Aus den unterschiedlichsten Gründen werden Fische nach dem Fangen zurückgesetzt. Für manche Fälle schreibt es das Fischereigesetz sogar vor, wie z.B. bei untermaßigen, geschützten oder in der Schonzeit gefangenen Fische. Auch kann es vorkommen, dass man im Ausland auf Regelungen trifft, die ein generelles Zurücksetzen bestimmter Fischarten vorschreiben. Das ist z.B. in einigen niederländischen Regionen (für den Hecht) der Fall, in England an fast allen „Day Ticket Waters“ und in unzähligen namenhaften Forellenstrecken weltweit. Und schließlich gibt es den Fall, dass einige Angler selbst entscheiden, ob sie einen Fisch verwerten oder nicht.
In allen Situationen sollte das Wohl der Fische im Vordergrund stehen, d.h. ein schonender und respektvoller Umgang gewährleistet sein.

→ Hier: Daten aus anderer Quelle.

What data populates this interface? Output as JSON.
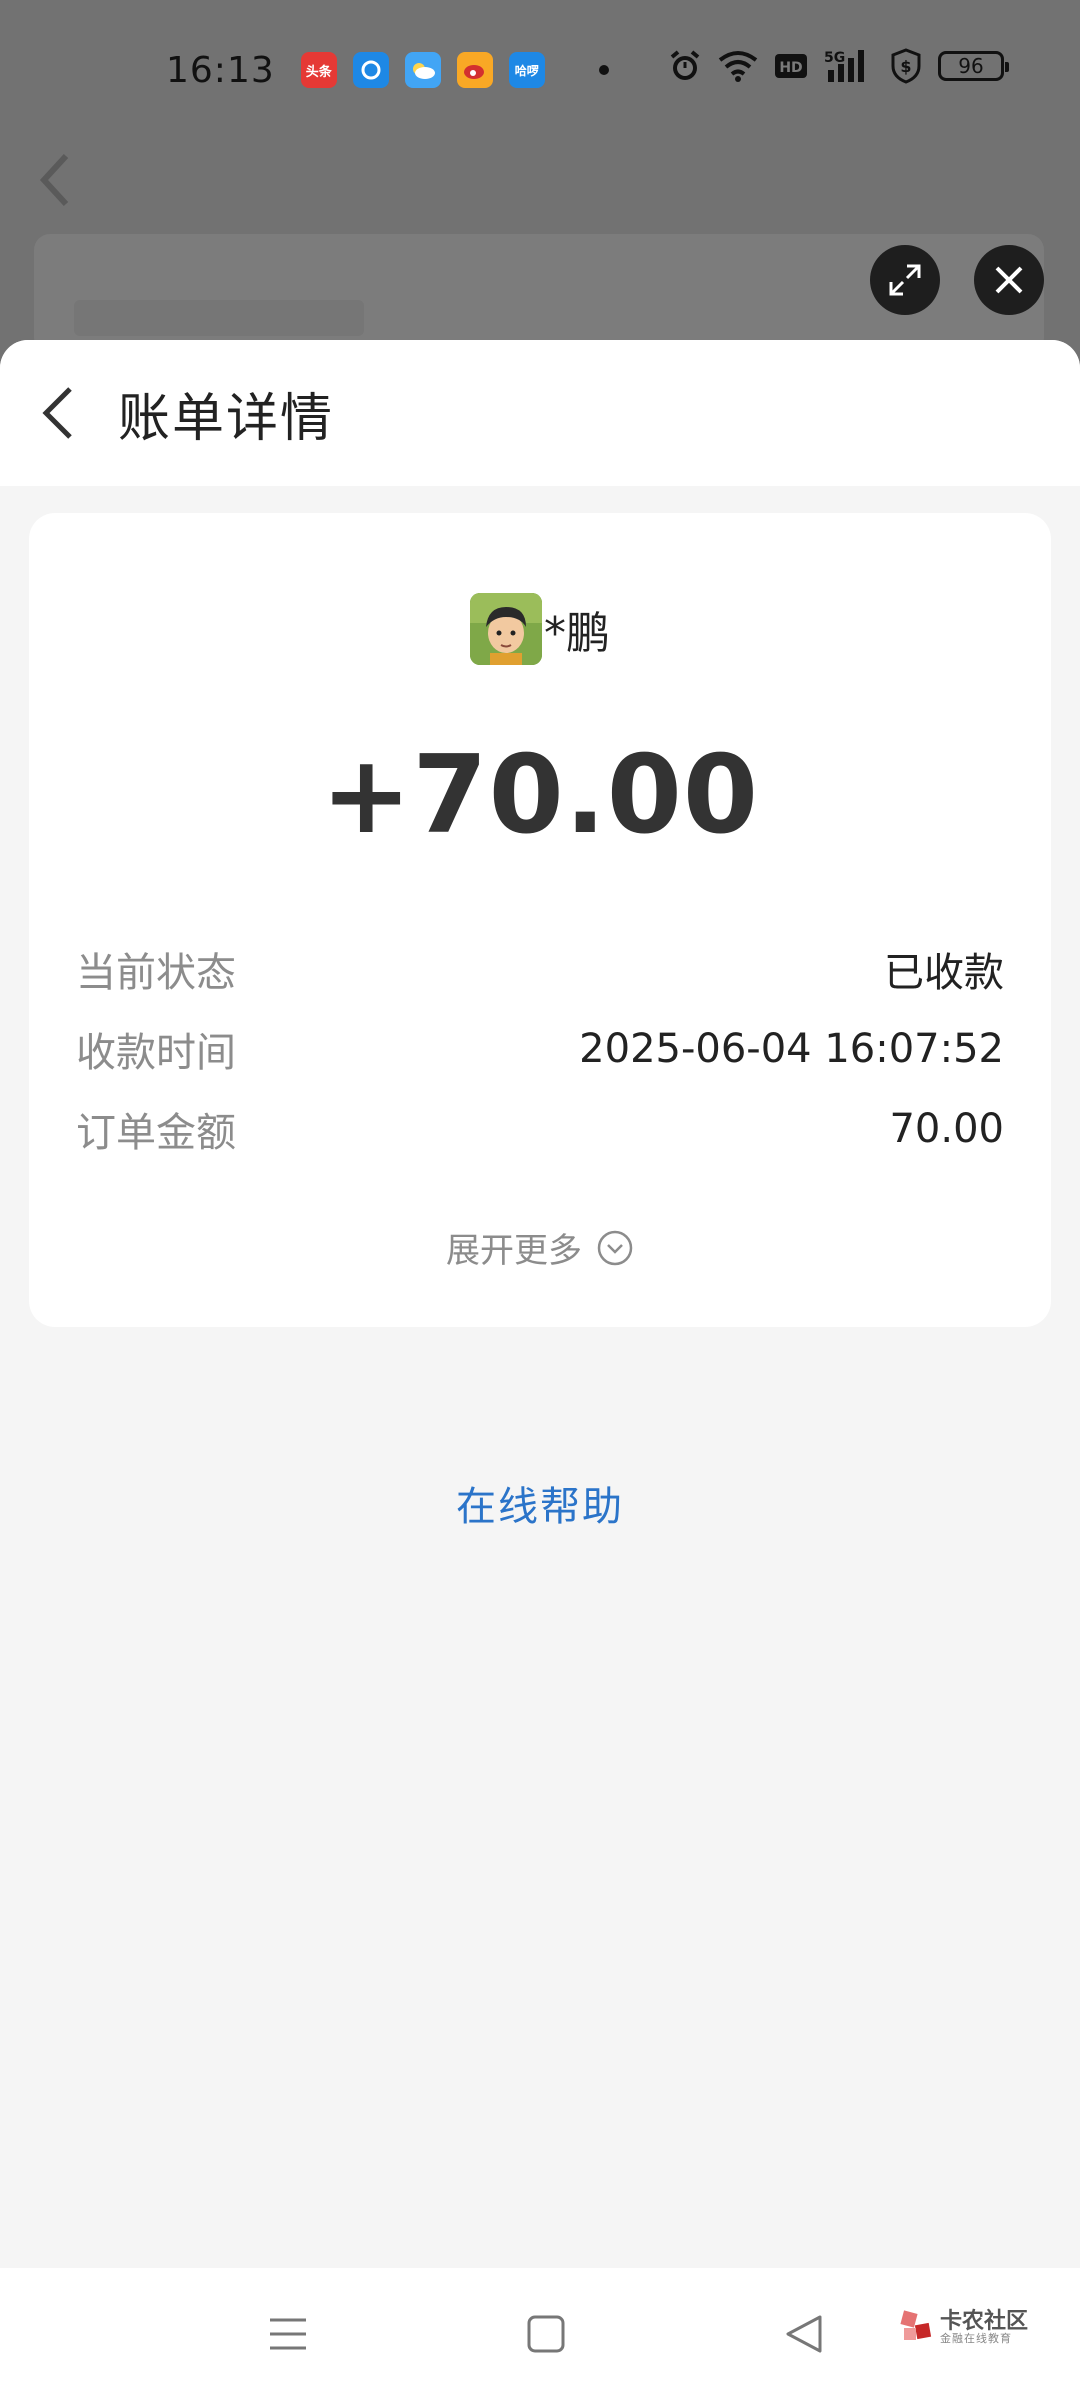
{
  "status_bar": {
    "time": "16:13",
    "notification_icons": [
      {
        "name": "toutiao-app-icon",
        "label": "头条",
        "color": "#e53935"
      },
      {
        "name": "browser-app-icon",
        "label": "e",
        "color": "#1e88e5"
      },
      {
        "name": "weather-app-icon",
        "label": "",
        "color": "#42a5f5"
      },
      {
        "name": "weibo-app-icon",
        "label": "",
        "color": "#f9a825"
      },
      {
        "name": "hello-app-icon",
        "label": "哈啰",
        "color": "#1e88e5"
      }
    ],
    "battery_level": "96"
  },
  "sheet": {
    "title": "账单详情"
  },
  "bill": {
    "payer_name": "*鹏",
    "amount": "+70.00",
    "rows": [
      {
        "label": "当前状态",
        "value": "已收款"
      },
      {
        "label": "收款时间",
        "value": "2025-06-04 16:07:52"
      },
      {
        "label": "订单金额",
        "value": "70.00"
      }
    ],
    "expand_label": "展开更多"
  },
  "help_link": "在线帮助",
  "watermark": {
    "main": "卡农社区",
    "sub": "金融在线教育"
  },
  "colors": {
    "accent_link": "#2b74c9",
    "overlay": "#727272",
    "sheet_bg": "#f5f5f5"
  }
}
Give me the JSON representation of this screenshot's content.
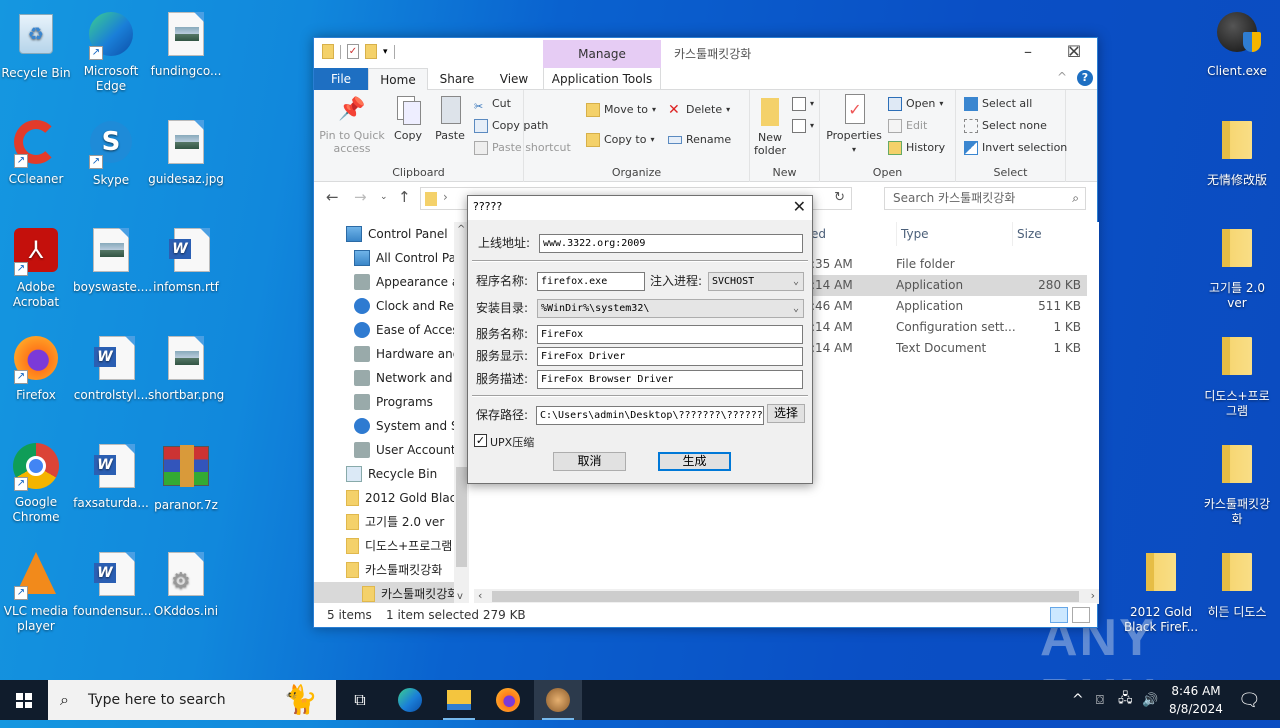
{
  "desktop": {
    "left_icons": [
      {
        "label": "Recycle Bin",
        "icon": "recycle-bin-icon"
      },
      {
        "label": "Microsoft Edge",
        "icon": "edge-icon"
      },
      {
        "label": "fundingco...",
        "icon": "image-file-icon"
      },
      {
        "label": "CCleaner",
        "icon": "ccleaner-icon"
      },
      {
        "label": "Skype",
        "icon": "skype-icon"
      },
      {
        "label": "guidesaz.jpg",
        "icon": "image-file-icon"
      },
      {
        "label": "Adobe Acrobat",
        "icon": "acrobat-icon"
      },
      {
        "label": "boyswaste....",
        "icon": "image-file-icon"
      },
      {
        "label": "infomsn.rtf",
        "icon": "word-doc-icon"
      },
      {
        "label": "Firefox",
        "icon": "firefox-icon"
      },
      {
        "label": "controlstyl...",
        "icon": "word-doc-icon"
      },
      {
        "label": "shortbar.png",
        "icon": "image-file-icon"
      },
      {
        "label": "Google Chrome",
        "icon": "chrome-icon"
      },
      {
        "label": "faxsaturda...",
        "icon": "word-doc-icon"
      },
      {
        "label": "paranor.7z",
        "icon": "winrar-archive-icon"
      },
      {
        "label": "VLC media player",
        "icon": "vlc-icon"
      },
      {
        "label": "foundensur...",
        "icon": "word-doc-icon"
      },
      {
        "label": "OKddos.ini",
        "icon": "config-file-icon"
      }
    ],
    "right_icons": [
      {
        "label": "Client.exe",
        "icon": "client-exe-icon"
      },
      {
        "label": "无情修改版",
        "icon": "folder-icon"
      },
      {
        "label": "고기틀 2.0 ver",
        "icon": "folder-icon"
      },
      {
        "label": "디도스+프로그램",
        "icon": "folder-icon"
      },
      {
        "label": "카스툴패킷강화",
        "icon": "folder-icon"
      },
      {
        "label": "2012 Gold Black FireF...",
        "icon": "folder-icon"
      },
      {
        "label": "히든 디도스",
        "icon": "folder-icon"
      }
    ],
    "watermark": "ANY RUN"
  },
  "explorer": {
    "title": "카스툴패킷강화",
    "manage_label": "Manage",
    "tabs": {
      "file": "File",
      "home": "Home",
      "share": "Share",
      "view": "View",
      "app_tools": "Application Tools"
    },
    "ribbon": {
      "clipboard": {
        "label": "Clipboard",
        "pin": "Pin to Quick access",
        "copy": "Copy",
        "paste": "Paste",
        "cut": "Cut",
        "copy_path": "Copy path",
        "paste_shortcut": "Paste shortcut"
      },
      "organize": {
        "label": "Organize",
        "move_to": "Move to",
        "copy_to": "Copy to",
        "delete": "Delete",
        "rename": "Rename"
      },
      "new": {
        "label": "New",
        "new_folder": "New folder"
      },
      "open": {
        "label": "Open",
        "properties": "Properties",
        "open": "Open",
        "edit": "Edit",
        "history": "History"
      },
      "select": {
        "label": "Select",
        "select_all": "Select all",
        "select_none": "Select none",
        "invert": "Invert selection"
      }
    },
    "search_placeholder": "Search 카스툴패킷강화",
    "nav_tree": [
      {
        "label": "Control Panel",
        "icon": "control-panel-icon",
        "indent": 0
      },
      {
        "label": "All Control Par",
        "icon": "control-panel-icon",
        "indent": 1
      },
      {
        "label": "Appearance an",
        "icon": "appearance-icon",
        "indent": 1
      },
      {
        "label": "Clock and Regi",
        "icon": "clock-icon",
        "indent": 1
      },
      {
        "label": "Ease of Access",
        "icon": "ease-of-access-icon",
        "indent": 1
      },
      {
        "label": "Hardware and",
        "icon": "hardware-icon",
        "indent": 1
      },
      {
        "label": "Network and Ir",
        "icon": "network-icon",
        "indent": 1
      },
      {
        "label": "Programs",
        "icon": "programs-icon",
        "indent": 1
      },
      {
        "label": "System and Se",
        "icon": "system-security-icon",
        "indent": 1
      },
      {
        "label": "User Accounts",
        "icon": "user-accounts-icon",
        "indent": 1
      },
      {
        "label": "Recycle Bin",
        "icon": "recycle-bin-icon",
        "indent": 0
      },
      {
        "label": "2012 Gold Black",
        "icon": "folder-icon",
        "indent": 0
      },
      {
        "label": "고기틀 2.0 ver",
        "icon": "folder-icon",
        "indent": 0
      },
      {
        "label": "디도스+프로그램",
        "icon": "folder-icon",
        "indent": 0
      },
      {
        "label": "카스툴패킷강화",
        "icon": "folder-icon",
        "indent": 0
      },
      {
        "label": "카스툴패킷강화",
        "icon": "folder-icon",
        "indent": 1,
        "selected": true
      }
    ],
    "columns": {
      "modified": "ed",
      "type": "Type",
      "size": "Size"
    },
    "rows": [
      {
        "modified": ":35 AM",
        "type": "File folder",
        "size": ""
      },
      {
        "modified": ":14 AM",
        "type": "Application",
        "size": "280 KB",
        "selected": true
      },
      {
        "modified": ":46 AM",
        "type": "Application",
        "size": "511 KB"
      },
      {
        "modified": ":14 AM",
        "type": "Configuration sett...",
        "size": "1 KB"
      },
      {
        "modified": ":14 AM",
        "type": "Text Document",
        "size": "1 KB"
      }
    ],
    "status": {
      "items": "5 items",
      "selected": "1 item selected  279 KB"
    }
  },
  "dialog": {
    "title": "?????",
    "online_addr_label": "上线地址:",
    "online_addr": "www.3322.org:2009",
    "program_name_label": "程序名称:",
    "program_name": "firefox.exe",
    "inject_label": "注入进程:",
    "inject_value": "SVCHOST",
    "install_dir_label": "安装目录:",
    "install_dir": "%WinDir%\\system32\\",
    "service_name_label": "服务名称:",
    "service_name": "FireFox",
    "service_display_label": "服务显示:",
    "service_display": "FireFox Driver",
    "service_desc_label": "服务描述:",
    "service_desc": "FireFox Browser Driver",
    "save_path_label": "保存路径:",
    "save_path": "C:\\Users\\admin\\Desktop\\???????\\??????",
    "choose_label": "选择",
    "upx_label": "UPX压缩",
    "upx_checked": true,
    "cancel_label": "取消",
    "generate_label": "生成"
  },
  "taskbar": {
    "search_placeholder": "Type here to search",
    "time": "8:46 AM",
    "date": "8/8/2024"
  }
}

Verschiedene Faktoren sind dabei für das Wohlergehen der Fische entscheidend und sollten jedem Angler bekannt sein:
Fischart und Verweildauer an Land
Wie lange ein Fisch außerhalb des Wassers schadlos überleben kann ist erheblich von der Fischart abhängig. Ein Karpfen ist bspw. aufgrund seiner körperlichen Voraussetzungen dazu in der Lage, extrem lange ohne im Wasser gelösten Sauerstoff auszukommen. Er kann sogar in gewissem Umfang Sauerstoff aus der Luft aufnehmen! Hierfür hat die Evolution gesorgt, die dem Karpfen so in sauerstoffarmen Gewässern einen Überlebensvorteil beschert.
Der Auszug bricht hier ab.